Note the implant twisting on the upper (left) image and the implant valve on the lower (left) image
Breast ultrasound may also be used as a screening tool for the detection of implant rupture or leak. However, the sensitivity and specificity of ultrasound is lower than magnetic resonance imaging since ultrasound typically provides lower spatial resolution and less contrast resolution than MR. Ultrasound imaging is usually less expensive than MR imaging. MR imaging can also be more time consuming than ultrasound. Some patients may also prefer ultrasound over MR imaging, which some find to cause claustrophobia and mild anxiety.
Vacuum-assisted biopsy (brand names, Mammotome or MIBB) allows physicians to perform accurate breast biopsies on women with breast implants. Prior to the advent of vacuum-assisted biopsy, women with implants typically had to undergo open surgical biopsy if breast cancer was suspected.

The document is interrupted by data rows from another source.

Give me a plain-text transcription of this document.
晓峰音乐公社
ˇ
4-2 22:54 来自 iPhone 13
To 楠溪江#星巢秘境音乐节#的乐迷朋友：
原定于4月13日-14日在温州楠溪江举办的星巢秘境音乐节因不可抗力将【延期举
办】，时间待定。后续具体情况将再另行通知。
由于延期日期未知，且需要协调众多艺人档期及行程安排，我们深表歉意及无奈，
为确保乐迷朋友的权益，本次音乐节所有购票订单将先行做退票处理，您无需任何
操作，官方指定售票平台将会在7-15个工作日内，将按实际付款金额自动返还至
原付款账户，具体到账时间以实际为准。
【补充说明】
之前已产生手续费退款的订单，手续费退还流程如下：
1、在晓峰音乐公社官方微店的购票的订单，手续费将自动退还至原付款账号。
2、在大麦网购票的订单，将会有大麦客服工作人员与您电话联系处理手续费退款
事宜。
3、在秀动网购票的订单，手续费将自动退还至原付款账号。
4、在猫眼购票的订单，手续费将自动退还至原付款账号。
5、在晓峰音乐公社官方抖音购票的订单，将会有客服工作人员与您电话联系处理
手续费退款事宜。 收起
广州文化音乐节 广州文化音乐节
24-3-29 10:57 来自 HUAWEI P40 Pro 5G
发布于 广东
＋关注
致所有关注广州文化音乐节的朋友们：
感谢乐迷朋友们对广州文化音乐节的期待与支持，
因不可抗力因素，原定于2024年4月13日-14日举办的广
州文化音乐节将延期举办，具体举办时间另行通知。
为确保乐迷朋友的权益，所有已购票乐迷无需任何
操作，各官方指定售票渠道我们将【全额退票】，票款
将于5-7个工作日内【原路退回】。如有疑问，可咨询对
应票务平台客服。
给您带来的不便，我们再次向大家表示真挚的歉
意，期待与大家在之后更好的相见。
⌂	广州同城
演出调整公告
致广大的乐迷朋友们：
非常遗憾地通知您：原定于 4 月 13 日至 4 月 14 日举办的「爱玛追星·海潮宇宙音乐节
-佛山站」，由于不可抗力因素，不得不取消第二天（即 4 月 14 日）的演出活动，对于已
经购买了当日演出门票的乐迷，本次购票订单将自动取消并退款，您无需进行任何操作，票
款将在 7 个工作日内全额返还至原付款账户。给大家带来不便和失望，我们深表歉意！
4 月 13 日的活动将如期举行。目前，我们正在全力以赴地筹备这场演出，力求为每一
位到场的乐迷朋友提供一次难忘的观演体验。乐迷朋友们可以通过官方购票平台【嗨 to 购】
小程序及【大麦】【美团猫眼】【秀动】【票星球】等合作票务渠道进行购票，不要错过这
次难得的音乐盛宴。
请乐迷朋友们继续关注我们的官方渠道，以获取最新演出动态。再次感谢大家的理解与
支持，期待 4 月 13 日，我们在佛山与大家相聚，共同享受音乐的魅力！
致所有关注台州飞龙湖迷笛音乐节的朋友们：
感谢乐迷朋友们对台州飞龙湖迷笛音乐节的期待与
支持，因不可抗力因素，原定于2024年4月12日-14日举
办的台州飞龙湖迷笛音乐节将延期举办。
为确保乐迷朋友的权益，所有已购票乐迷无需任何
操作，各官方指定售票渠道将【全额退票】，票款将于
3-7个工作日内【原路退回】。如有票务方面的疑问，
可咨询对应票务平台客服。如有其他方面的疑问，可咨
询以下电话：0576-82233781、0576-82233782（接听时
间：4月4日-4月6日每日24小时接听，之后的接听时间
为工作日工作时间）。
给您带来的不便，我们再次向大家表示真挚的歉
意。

Unlike surgical biopsy, vacuum-assisted biopsy is a percutaneous ("through the skin") procedure. Vacuum-assisted biopsy relies on stereotactic mammography or ultrasound imaging for guidance. Stereotactic mammography involves using computers to pinpoint the exact location of a breast mass based on mammograms (x-rays) taken from two different angles. The computer coordinates will help the physician to guide the needle to the correct area in the breast. With ultrasound, the radiologist or surgeon will watch the needle on the ultrasound monitor to help guide it to the area of concern.
The precision and directional abilities of vacuum-assisted biopsy make it the most viable percutaenous ("through the skin") biopsy option for women with breast implants. Conventional core needle biopsy is typically less precise in locating breast abnormalities (lesions) and requires multiple needle insertions in order to obtain adequate breast tissue samples. Due to these limitations, core needle biopsy has been problematic in the past for women with breast implants.
Vacuum-assisted breast biopsy provides a safer approach for women with implants. Unlike core needle biopsy, the vacuum-assisted biopsy probe is inserted just once into the breast through a small nick in the skin. Multiple tissue samples may be taken by rotating the sampling needle aperture (opening) and using vacuum assistance. The placement of the vacuum-assisted biopsy needle is carefully manually positioned between the implant and breast abnormality (lesion).